Racconto di Fabiano Spessi

(Seconda pubblicazione – 11 gennaio 2021)

 

 

 

Da un suv grande come un’astronave spunta un mocassino viola che esita a posarsi sul prato che circonda una cascina in ristrutturazione. Il suv e il mocassino appartengono a Guido, manager quarantenne; la cascina invece è di Pietro, suo amico d’infanzia ed ex squalo dell’alta finanza.

– Allora, quanto ci metti a scendere da quella nave da crociera?

– La fai facile tu, devo schivare il fango.

– Perché dovresti schifarlo?

– Non hai capito, lo devo schivare, devo evitarlo.

– Ma dov’è poi tutto ‘sto fango?
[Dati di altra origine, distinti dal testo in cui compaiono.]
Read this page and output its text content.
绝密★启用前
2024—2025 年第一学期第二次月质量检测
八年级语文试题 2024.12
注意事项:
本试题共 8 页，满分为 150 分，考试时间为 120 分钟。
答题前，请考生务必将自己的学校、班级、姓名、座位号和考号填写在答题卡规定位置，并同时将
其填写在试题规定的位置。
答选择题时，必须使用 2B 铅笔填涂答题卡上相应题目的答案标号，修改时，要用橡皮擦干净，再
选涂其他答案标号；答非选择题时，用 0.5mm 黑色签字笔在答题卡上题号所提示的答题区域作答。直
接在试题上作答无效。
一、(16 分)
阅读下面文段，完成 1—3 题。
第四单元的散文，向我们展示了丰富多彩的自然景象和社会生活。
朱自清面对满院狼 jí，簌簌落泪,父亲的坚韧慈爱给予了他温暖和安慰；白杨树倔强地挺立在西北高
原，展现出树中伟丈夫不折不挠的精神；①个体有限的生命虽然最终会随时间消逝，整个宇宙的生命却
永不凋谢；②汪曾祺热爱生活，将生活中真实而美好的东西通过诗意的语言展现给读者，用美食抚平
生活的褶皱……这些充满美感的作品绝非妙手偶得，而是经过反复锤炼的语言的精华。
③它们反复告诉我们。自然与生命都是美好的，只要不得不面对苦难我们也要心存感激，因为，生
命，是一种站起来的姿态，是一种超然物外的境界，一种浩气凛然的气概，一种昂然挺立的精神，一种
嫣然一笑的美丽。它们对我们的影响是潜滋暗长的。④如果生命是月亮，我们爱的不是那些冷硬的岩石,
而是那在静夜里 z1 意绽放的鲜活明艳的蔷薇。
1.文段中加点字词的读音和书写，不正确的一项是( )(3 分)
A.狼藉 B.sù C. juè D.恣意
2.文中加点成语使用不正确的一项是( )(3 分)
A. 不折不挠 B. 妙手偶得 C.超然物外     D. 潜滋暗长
Secondo me ce l’hai in testa.

– Adesso che scendo vengo lì e ti meno, come quando eravamo ragazzi.

– In tal caso…vincerò io, come all’epoca.

– Eccomi…vediamo.

I due uomini sono ora uno di fronte all’altro, tengono entrambi alta la guardia, come due pugili. La pantomima dura pochissimo, si mettono a ridere e, abbracciandosi, si danno delle forti pacche sulla schiena.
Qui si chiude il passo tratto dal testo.